Entropy captures the irreducible information loss inherent in any delegation. Even when principal and agent share identical optimization targets (α = 1), the act of delegation itself introduces noise. A perfectly aligned representative still faces information constraints, communication delays, and bounded rationality that prevent perfect replication of the principal’s preferences. Entropy is the thermodynamic cost of coordination—it cannot be eliminated, only minimized. It sets a floor on friction: no delegation relationship achieves zero coordination cost.
The Replicator-Optimization Mechanism (ROM) provides the evolutionary-computational meta-theory that explains why consent-respecting arrangements persist.
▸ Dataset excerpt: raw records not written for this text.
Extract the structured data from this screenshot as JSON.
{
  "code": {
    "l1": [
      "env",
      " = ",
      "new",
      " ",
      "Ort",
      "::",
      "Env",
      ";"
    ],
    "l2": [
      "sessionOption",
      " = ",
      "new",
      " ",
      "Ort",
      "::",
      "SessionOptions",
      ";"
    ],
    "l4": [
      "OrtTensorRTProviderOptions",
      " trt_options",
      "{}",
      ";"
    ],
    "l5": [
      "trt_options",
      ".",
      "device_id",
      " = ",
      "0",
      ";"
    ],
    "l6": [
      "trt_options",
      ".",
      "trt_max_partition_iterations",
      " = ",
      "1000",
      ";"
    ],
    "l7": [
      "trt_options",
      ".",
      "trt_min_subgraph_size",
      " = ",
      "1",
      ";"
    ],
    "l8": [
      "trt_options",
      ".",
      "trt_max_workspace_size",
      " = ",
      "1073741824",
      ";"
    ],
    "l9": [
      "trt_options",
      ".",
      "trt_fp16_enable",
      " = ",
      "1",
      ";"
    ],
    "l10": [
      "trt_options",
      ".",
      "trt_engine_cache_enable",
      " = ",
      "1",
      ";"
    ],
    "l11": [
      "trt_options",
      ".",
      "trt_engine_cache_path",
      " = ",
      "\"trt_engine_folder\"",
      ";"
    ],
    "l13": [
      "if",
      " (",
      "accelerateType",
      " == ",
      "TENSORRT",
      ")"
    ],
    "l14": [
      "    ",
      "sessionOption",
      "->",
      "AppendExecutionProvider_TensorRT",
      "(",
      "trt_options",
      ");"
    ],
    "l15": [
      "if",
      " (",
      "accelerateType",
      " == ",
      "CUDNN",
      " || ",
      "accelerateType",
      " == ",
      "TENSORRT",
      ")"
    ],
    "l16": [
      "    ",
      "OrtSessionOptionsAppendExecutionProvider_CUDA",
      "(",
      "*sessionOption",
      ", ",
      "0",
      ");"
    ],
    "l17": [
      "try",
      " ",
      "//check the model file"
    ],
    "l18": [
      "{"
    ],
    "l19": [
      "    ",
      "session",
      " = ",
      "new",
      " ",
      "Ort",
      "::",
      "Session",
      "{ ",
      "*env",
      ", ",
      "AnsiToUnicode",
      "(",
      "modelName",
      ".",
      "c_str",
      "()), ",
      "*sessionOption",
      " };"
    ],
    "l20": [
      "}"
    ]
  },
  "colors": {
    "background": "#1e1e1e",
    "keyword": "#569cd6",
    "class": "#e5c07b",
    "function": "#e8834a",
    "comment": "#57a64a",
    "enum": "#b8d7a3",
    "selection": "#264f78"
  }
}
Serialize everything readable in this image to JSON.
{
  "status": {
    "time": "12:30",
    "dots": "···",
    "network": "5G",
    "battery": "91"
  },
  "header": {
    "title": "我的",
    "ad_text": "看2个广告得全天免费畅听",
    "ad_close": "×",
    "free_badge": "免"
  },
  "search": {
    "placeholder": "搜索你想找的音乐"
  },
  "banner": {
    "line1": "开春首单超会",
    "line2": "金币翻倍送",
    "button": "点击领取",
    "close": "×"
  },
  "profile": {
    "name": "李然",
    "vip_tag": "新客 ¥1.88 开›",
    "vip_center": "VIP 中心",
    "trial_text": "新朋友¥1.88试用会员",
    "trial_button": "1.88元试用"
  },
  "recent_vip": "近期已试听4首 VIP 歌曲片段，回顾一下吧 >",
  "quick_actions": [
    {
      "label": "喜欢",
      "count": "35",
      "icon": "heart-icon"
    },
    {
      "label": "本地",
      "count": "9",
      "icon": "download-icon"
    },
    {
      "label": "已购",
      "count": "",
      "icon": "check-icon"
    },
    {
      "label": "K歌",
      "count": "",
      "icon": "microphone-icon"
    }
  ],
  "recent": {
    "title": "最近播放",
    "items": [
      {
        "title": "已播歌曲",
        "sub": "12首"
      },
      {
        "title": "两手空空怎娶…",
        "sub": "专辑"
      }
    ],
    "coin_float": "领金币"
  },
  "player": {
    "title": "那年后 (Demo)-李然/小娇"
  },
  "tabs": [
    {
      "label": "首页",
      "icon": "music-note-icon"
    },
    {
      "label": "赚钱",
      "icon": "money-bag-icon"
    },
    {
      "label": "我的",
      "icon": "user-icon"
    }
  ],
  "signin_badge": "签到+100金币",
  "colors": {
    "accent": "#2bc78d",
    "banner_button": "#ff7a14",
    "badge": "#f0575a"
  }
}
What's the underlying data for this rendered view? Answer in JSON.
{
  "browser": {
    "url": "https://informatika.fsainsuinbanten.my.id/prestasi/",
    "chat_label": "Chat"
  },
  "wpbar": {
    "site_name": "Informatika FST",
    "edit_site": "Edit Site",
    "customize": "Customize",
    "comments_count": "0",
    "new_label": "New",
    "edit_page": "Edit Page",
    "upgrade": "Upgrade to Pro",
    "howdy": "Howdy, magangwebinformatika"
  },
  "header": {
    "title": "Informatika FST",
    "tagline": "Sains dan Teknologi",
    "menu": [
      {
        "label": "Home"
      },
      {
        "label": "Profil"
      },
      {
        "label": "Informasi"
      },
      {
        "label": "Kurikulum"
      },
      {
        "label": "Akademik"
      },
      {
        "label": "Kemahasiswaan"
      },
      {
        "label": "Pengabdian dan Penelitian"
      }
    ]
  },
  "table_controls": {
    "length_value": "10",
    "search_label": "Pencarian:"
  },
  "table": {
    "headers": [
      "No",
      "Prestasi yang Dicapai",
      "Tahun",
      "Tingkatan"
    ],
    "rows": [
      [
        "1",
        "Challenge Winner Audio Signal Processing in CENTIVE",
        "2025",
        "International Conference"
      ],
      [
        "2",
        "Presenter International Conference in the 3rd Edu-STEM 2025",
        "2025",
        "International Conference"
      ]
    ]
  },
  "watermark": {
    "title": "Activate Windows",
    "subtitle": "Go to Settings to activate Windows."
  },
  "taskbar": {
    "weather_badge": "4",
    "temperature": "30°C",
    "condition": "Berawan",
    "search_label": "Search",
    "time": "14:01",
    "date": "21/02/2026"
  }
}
ROM treats all persistent systems—biological, institutional, computational—as configurations in optimization space that are subject to selection pressure. Configurations that generate less friction consume fewer resources resisting their own coordination failures and therefore persist longer than high-friction alternatives.
The key insight is dynamical: consent-respecting arrangements are not morally preferred but structurally favored. They are attractors in the optimization landscape because they minimize the coordination costs that drain systems of the resources needed for persistence. Authoritarian regimes, extractive institutions, and misaligned AI systems all generate excess friction that eventually exceeds their capacity to absorb—not because they are “wrong” but because they are thermodynamically expensive.
ROM unifies the Axiom of Consent with evolutionary dynamics: the friction function measures local coordination costs, while ROM explains why low-friction configurations accumulate over evolutionary time. Together, they provide a substrate-independent theory of institutional persistence.